The service business has higher cash flow, resulting in a higher return on your investment. Warren Buffett considers this point in Berkshire Hathaway’s 2000 annual report:
“References to EBITDA make us shudder — does management think the tooth fairy pays for capital expenditures? We’re very suspicious of accounting methodology that is vague or unclear, since too often that means management wishes to hide something.”1
Debt (Leverage) Matters. Suppose RetailCo has $4M of annual debt service costs, $1M more than its pre-tax cash flow. Despite its positive EBITDA, the company is cash flow negative and may be insolvent within a year!
Taxes are a real expense. Benjamin Franklin wrote: “… in this world nothing can be said to be certain, except death and taxes.”2 Dr. Franklin was right, taxes cannot be ignored. While an EBITDA multiple implicitly reflects income taxes, it may not capture the specific tax attributes of the target company. A cash flow approach to valuation will typically consider the most likely tax jurisdiction and form of ownership, both of which can have a significant impact on the purchaser’s expected return.

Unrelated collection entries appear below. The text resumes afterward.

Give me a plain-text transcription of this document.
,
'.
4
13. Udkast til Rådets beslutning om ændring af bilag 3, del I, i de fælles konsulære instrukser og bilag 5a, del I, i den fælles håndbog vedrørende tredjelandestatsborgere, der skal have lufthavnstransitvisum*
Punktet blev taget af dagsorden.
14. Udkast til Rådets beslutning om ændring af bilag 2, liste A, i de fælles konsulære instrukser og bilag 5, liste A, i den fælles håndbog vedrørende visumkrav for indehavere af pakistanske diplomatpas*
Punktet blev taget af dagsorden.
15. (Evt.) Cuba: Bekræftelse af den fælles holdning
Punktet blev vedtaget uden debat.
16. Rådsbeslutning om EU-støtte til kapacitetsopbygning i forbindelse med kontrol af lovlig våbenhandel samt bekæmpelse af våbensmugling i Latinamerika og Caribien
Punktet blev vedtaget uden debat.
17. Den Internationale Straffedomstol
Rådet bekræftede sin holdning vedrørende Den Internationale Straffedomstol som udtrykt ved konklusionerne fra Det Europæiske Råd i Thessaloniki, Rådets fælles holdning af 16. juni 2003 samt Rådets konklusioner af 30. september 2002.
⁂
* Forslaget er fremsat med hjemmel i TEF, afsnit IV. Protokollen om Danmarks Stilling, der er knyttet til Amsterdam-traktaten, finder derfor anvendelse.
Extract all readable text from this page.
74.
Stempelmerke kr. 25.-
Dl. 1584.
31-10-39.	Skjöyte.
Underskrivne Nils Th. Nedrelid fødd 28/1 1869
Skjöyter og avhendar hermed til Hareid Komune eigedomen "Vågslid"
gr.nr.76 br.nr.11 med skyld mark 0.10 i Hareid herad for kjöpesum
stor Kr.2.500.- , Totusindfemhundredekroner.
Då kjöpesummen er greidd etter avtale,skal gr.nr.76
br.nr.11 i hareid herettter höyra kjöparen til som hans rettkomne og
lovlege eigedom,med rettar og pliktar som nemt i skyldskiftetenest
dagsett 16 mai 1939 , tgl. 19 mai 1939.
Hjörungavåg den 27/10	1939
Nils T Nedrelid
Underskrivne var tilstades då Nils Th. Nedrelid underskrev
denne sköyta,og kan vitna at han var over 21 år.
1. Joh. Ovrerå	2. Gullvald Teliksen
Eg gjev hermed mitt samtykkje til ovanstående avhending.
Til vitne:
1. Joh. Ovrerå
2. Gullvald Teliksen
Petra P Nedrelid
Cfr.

EBITDA is easily manipulated. There are no agreed upon standards for EBITDA calculations nor does EBITDA comply with Generally Accepted Accounting Policies. Lynn Turner, former chief accountant at the Securities & Exchange Commission, once said that analysts’ preoccupation with EBITDA helped mask accounting frauds like those at WorldCom, Enron and Sunbeam: ‘‘EBITDA lulled the investing public into a trance with imaginary numbers, just as if they had gone to the movies,’’ he said. ‘‘Little did they know that the theater was burning the entire time.’’3
I’m going to let you in on a little secret. While investors and their advisors often refer to EBITDA multiples, more often than not, behind the scenes, they’re running a complicated cash flow model to determine the value of the target company. The model runs on after-tax cash flow and reflects the company’s WACC. The investor will have mapped out the optimal debt level and the right equity return. The determination of value is actually a lot more precise than simply applying a multiple to the target company’s EBITDA.
Once value has been determined, the implied EBITDA multiple can be calculated. It is simple to do and easy to understand. As a result, it’s often used as a reference point in a Letter of Intent when pricing a transaction. The deductions from EBITDA to arrive at after-tax cash flow are captured in the implied multiple. The deal therefore becomes easier to understand and financial due diligence can focus on EBITDA4 , which despite the points discussed above, still drives the company’s cash flows.
The Bottom Line
In business, cash is king. This is as true in buying a business as it is in running one. While EBITDA is a useful measure of performance and EBITDA multiples are easy to understand, they are far from perfect. Unless a ‘quick and dirty’ valuation is appropriate for your needs, consider a more comprehensive (and meaningful) valuation based on after-tax cash flow. You’ll gain a greater understanding of the business and will be able to make better investment decisions.